What is the “Stop WOKE Act”?

As of July 1, 2022, several laws took effect including the ‘Stop WOKE Act.’ What exactly is “woke”? What does it mean and why did Florida Governor DeSantis feel compelled to sign a bill into law to try to stop it? The law builds on the governor’s decision to ban Critical Race Theory (CRT) and the New York Times’ 1619 project in Florida schools while also targeting corporate “wokeness”.

The law, which has become known as the “Stop WOKE,” prohibits workplace training or school instruction that teaches that individuals can be consciously or unconsciously racist or sexist, that people are privileged or oppressed based on race, gender, or national origin, or that a person is personal responsibility morally and/or emotionally for actions committed in the past by members of the same race, gender, or national origin. The law says such trainings or lessons amount to discrimination.

“In Florida we are taking a stand against the state-sanctioned racism that is critical race theory,” said Governor Ron DeSantis. “We won’t allow Florida tax dollars to be spent teaching kids to hate our country or to hate each other. We also have a responsibility to ensure that parents have the means to vindicate their rights when it comes to enforcing state standards. Finally, we must protect Florida workers against the hostile work environment that is created when large corporations force their employees to endure CRT-inspired ‘training’ and indoctrination.”

The law has been criticized as ambiguous, which creates concern that employers may dilute the diversity, equity, and inclusion (DEI) content in their training, no longer make trainings mandatory or stop offering DEI training altogether.

“By using contradictory, confusing, and ambiguous language, the regulation invites employees to bring lawsuits against any company mandating any kind of diversity training,” Zoe Chance, a professor at the Yale School of Management, said. “The question is, what range of discussions will be avoided for fear of lawsuits?”

Recently, after Bob Chapek, the CEO of Disney World criticized Gov. DeSantis over the “Parental Rights in Educationlaw, also known as the “Don’t Say Gay” law, the governor lashed out against the company’s “wokeness” while accusing Disney of interfering with parents’ rights. The rollout of the Stop WOKE law also aligned with the timing of the Florida senate’s decision to repeal the bill which granted Disney World special tax treatment. These actions are being viewed by some critics and democratic leaders as a direct punishment for Disney’s decision to speak out against the “Don’t Say Gay” law.

The Stop WOKE law not only affects DEI efforts in the workplace but educational institutions are also being regulated. There is concern that K-12, as well as public colleges and universities, will be impacted.

“This dangerous law is part of a nationwide trend to whitewash history and chill free speech in classrooms and workplaces,” Amy Turkel, interim executive director of the ACLU of Florida, said in a statement. “It will infringe on teachers’ and employers’ First Amendment rights and chill their ability to use concepts like systemic racism and gender discrimination to teach about and discuss important American history.”
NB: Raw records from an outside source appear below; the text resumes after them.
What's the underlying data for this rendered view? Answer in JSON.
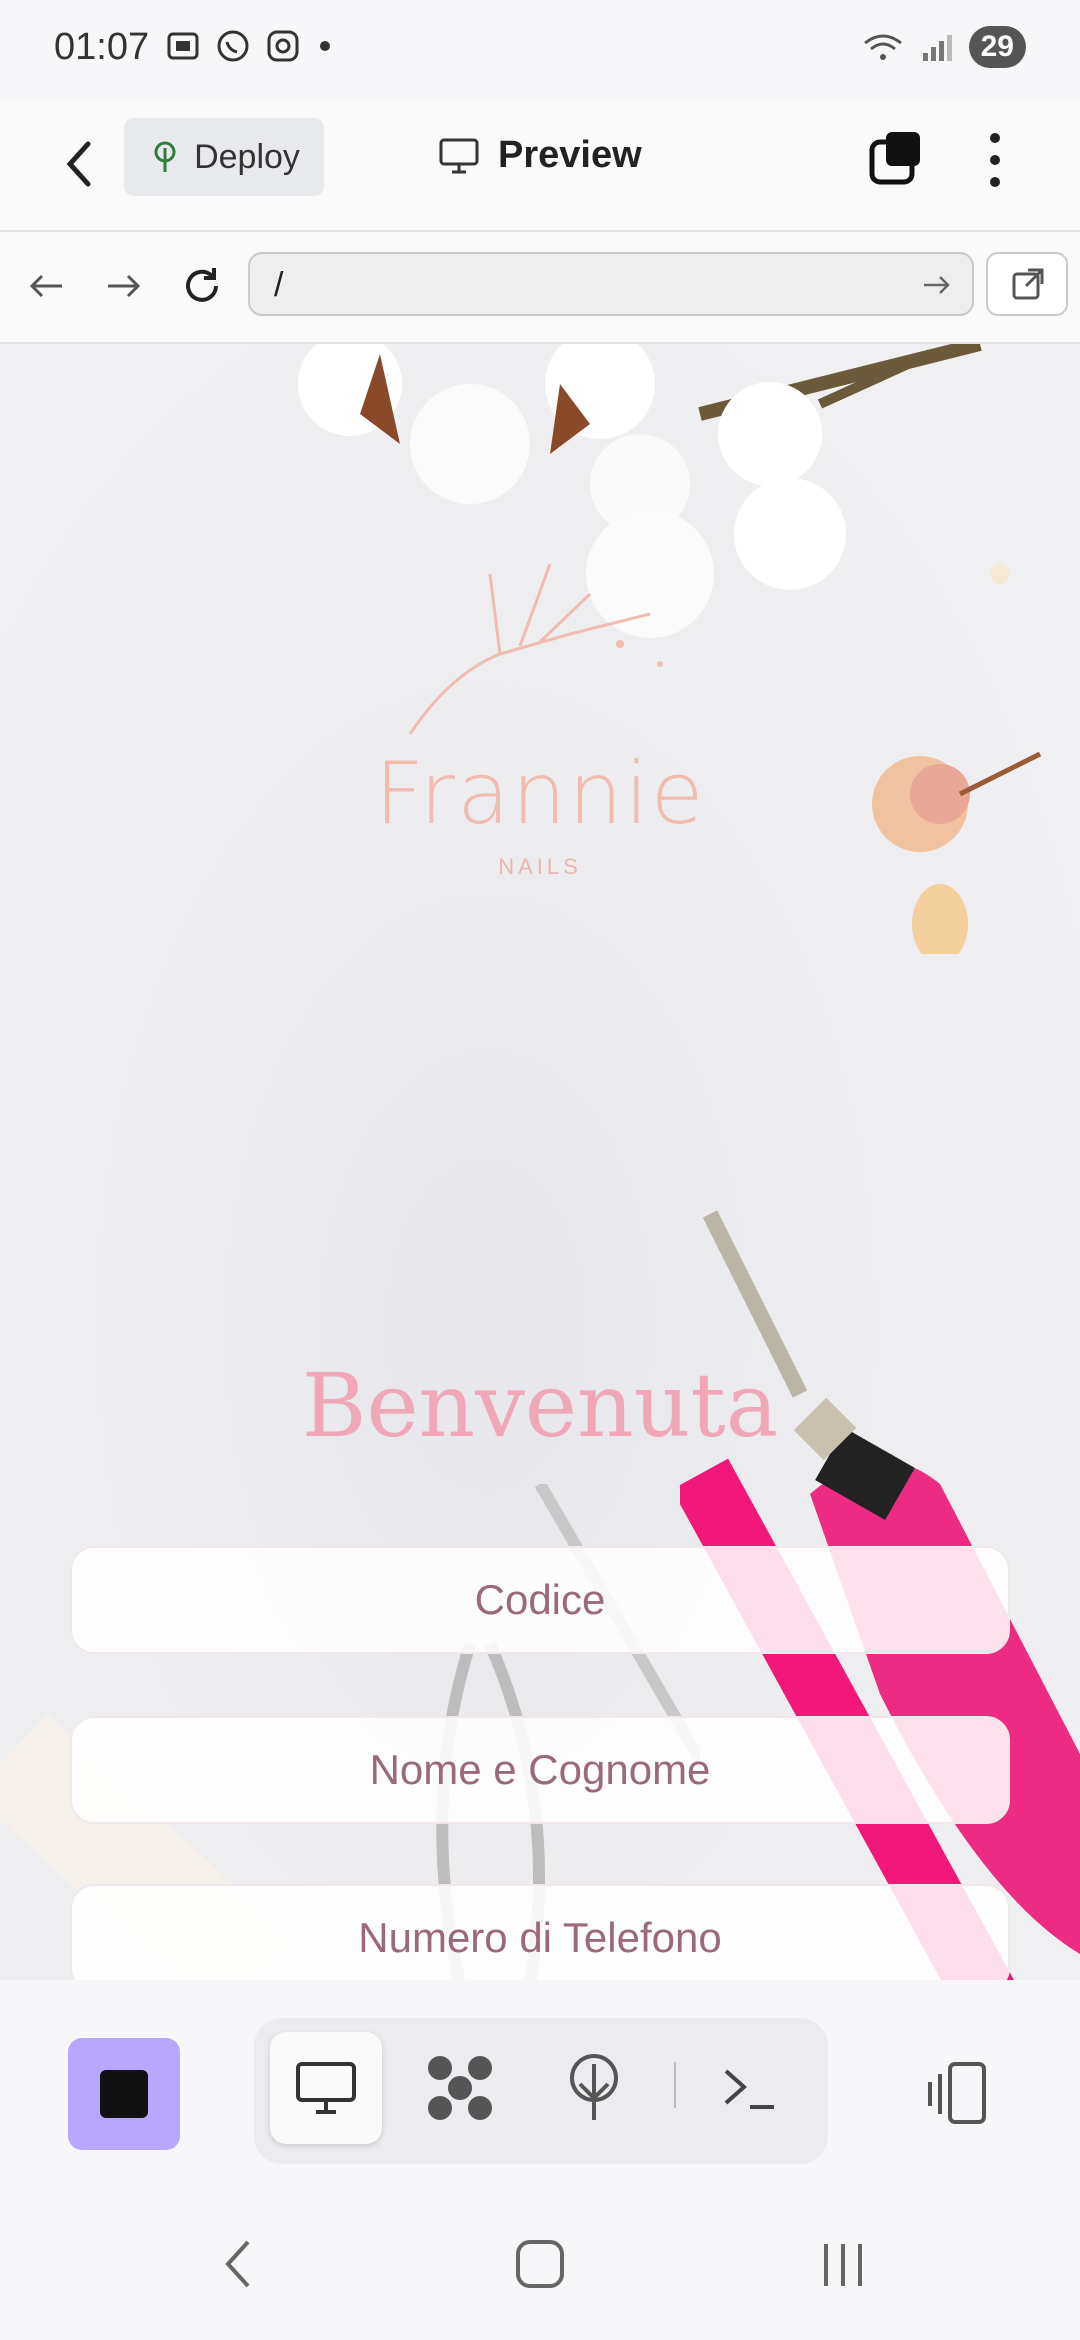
{
  "status_bar": {
    "time": "01:07",
    "battery": "29",
    "icons": [
      "screenshot-icon",
      "whatsapp-icon",
      "instagram-icon",
      "dot-icon",
      "wifi-icon",
      "signal-icon"
    ]
  },
  "app_bar": {
    "deploy_label": "Deploy",
    "preview_label": "Preview"
  },
  "browser": {
    "url_value": "/"
  },
  "site": {
    "logo_name": "Frannie",
    "logo_sub": "NAILS",
    "welcome": "Benvenuta",
    "fields": [
      {
        "placeholder": "Codice"
      },
      {
        "placeholder": "Nome e Cognome"
      },
      {
        "placeholder": "Numero di Telefono"
      }
    ]
  },
  "colors": {
    "accent": "#b9a6ff",
    "brand_pink": "#f0a8b9",
    "field_text": "#9a6a7c"
  },
  "toolbar": {
    "tools": [
      "monitor-icon",
      "network-icon",
      "deploy-tree-icon",
      "terminal-icon"
    ],
    "active_tool": "monitor-icon"
  }
}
The coming months will be telling in higher education as colleges and universities determine whether filing suits will be necessary to protect the established right to maintain freedom of speech in their curriculum. Some colleges and universities have also been passing resolutions that state that they reject any attempts made by outside entities to, “restrict or dictate university curriculum on any matter, including matters related to racial and social justice.”

Despite the passage of this law, there are things that corporations can do to continue their DEI efforts. Corporations have the power to create inclusive organizations by doing pay equity audits, assessing current hiring practices to identify areas of weakness, and host optional speaking engagements with DEI experts.